May 2, 2015

Bukan Belas Kasihan

Pernahkah kita melihat di pinggir jalan atau ketika sedang melintas disuatu wilayah tertentu melihat seseorang bertubuh kurus dan kulit-kulit yang sudah mengerut dimakan usia sembari menjajakan jualannya?

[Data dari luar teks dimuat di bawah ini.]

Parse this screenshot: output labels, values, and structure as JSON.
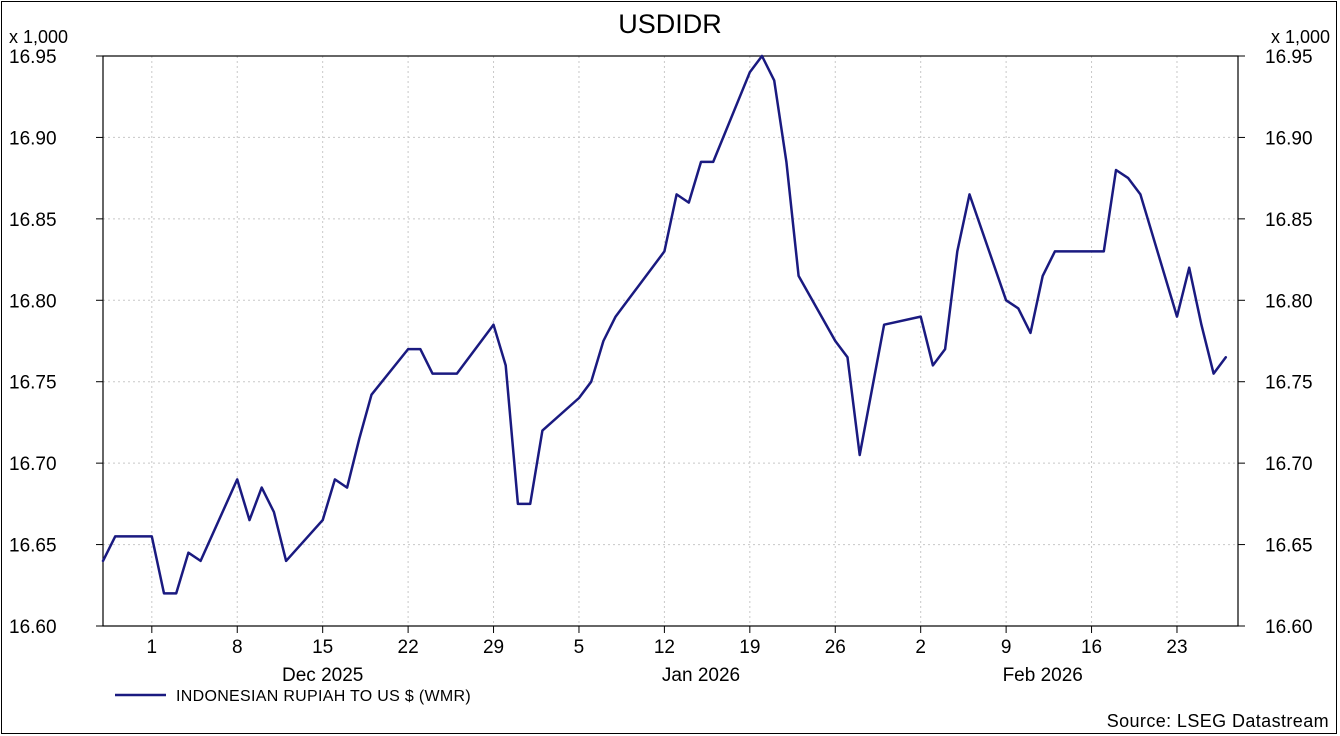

Mereka adalah orang-orang yang ‘dimakan’ zaman namun terus berani melawan untuk tetap hidup dengan kemuliaan. mereka menolak menyerah atau sekadar mengemis belas kasihan dari orang-orang yang lalu lalang tiap harinya.

ya, kakek dan nenek.

Bagi mereka hidupnya tak lagi sama seperti mereka muda dulu, namun semangatnya yang kiranya kita bisa lihat terus tumbuh. bahkan melebihi kita-kita yang masih muda ini. padahal jelas saja tenaga dan pikiran mereka tidak lagi setajam dulu ketika masih muda.

Namun keengganan mereka untuk menyerah pada zaman ini yang harus diapresiasi. bukan berarti kita kasihan. tapi hal ini lebih pada bagaimana kita dapat belajar berempati atas apa yang dirasakan oleh orang lain. khususnya bila melihat semangat yang dimiliki oleh mereka-mereka itu.

Empati dan Apresiasi

sebuah kata yang memiliki makna mendalam, dan masih saja sulit untuk diterapkan secara mendasar dalam perbuatan ini, termasuk saya. namun hal tsb bukan menjadi penghalang kita untuk terus belajar dan mengasah intuisi kita di dalam bawah sadar, untuk nantinya secara terbiasa akan tumbuh kata tersebut di dalamnya.

Memang bukan perkara mudah ketika kita belum terbiasa, namun seperti halnya budaya-budaya yang kita dapatkan saat ini, dulunya mereka juga demikian. dilakukan secara berulang-ulang dan terus menerus dengan konsisten agar menjadi hal yang biasa kita sebut sebagai sebuah kebiasaan. 

Kakek dan nenek itu dengan prinsip hidup mencapai kemuliaan selayaknya menjadi contoh kita. kaum muda-mudi yang masih memiliki banyak keunggulan dari pada usia-usia manusia lainnya. sebuah keunggulan yang dimanfaatkan untuk kepentingan orang banyak.

ya, sekarang kita mulai bertanya. sudah seberapa banyak orang yang kita apresiasi dan berempati sampai usia saat ini?